The vast majority of corporate eyeballs are locked up behind firewalls. But Yahoo’s eyeballs belong to your Aunt Sue and Uncle Jim. And guess what? Aunt Sue and Uncle Jim don’t need all the features embedded in Microsoft’s Home Office Suite. Aunt Sue can write her recipes and Uncle Jim can keep a record of his fishing exploits perfectly well online with just the five fonts available in Buzzword. They don’t need the 300 they get from Microsoft. Same for their nieces and nephews writing book reports and term papers.

A critical question is, will Aunt Sue and Uncle Jim and their nieces and nephews mind if advertising pays for their documents? My hunch is that they won’t, any more than they mind that it pays for their e-mail and TV shows. And, of course, those ads will disappear when Buzzword users print their documents.

The Advantage to Adobe

So what’s in it for Adobe? A lot more than just eyeballs. Adobe needs the consumer experience only Yahoo can deliver. Adobe doesn’t understand consumers because its core market is companies. Evidence of that abounds even in the new and improved Adobe Buzzword. For starters, it is buried deep in Adobe’s corporate software portfolio, its individual identity lost and its consumer-friendly feel hidden by the corporate mantle. Also, it is now targeted to the very corporate users who are prisoners of Microsoft Office, and it flaunts tools and features that Aunt Sue and Uncle Jim don’t even understand, such as collaborating with any number of co-authors. Worse, Aunt Sue and Uncle Jim can’t see how it works without first signing up.

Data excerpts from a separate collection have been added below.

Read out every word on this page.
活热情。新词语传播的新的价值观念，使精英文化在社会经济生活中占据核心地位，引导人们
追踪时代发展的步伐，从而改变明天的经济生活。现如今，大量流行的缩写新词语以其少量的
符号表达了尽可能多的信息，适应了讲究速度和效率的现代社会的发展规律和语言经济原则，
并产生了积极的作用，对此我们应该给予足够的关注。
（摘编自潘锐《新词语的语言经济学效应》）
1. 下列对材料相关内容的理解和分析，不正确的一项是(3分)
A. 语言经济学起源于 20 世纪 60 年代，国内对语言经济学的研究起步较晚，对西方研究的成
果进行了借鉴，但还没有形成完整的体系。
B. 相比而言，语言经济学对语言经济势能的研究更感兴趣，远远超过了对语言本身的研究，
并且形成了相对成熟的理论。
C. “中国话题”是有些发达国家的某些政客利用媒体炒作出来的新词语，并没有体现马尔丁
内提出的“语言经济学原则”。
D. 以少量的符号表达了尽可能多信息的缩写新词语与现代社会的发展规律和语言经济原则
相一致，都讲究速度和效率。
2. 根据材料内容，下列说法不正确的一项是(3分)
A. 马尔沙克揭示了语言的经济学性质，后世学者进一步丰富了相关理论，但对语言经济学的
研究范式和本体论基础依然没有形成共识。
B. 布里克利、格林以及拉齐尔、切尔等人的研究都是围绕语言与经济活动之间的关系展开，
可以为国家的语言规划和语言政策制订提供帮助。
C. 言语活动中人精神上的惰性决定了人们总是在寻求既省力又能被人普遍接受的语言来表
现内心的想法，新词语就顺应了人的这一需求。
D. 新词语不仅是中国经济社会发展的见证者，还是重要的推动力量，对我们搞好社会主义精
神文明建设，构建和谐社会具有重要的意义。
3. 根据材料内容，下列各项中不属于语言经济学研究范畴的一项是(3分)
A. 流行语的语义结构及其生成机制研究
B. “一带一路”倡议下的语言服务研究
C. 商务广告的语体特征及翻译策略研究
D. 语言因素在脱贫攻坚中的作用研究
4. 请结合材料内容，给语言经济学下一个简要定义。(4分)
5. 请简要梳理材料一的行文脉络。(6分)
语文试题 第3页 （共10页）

Does this mean that Adobe would be the same cultural misfit for Yahoo that Microsoft would have been? I don’t believe so. Adobe, like Yahoo, has long built its businesses by giving away sophisticated technologies, and it boasts on its Web site of being “an industry leader in open approaches with technology.”

Here is what Jerry Yang’s successor ought to do immediately: Tell this story to Adobe’s CEO, Shantanu Narayen, and work out a merger of equals that will allow the combined companies to define and capture the emerging market for what soon will become online desktop advertising. And, yes, do it before Google does.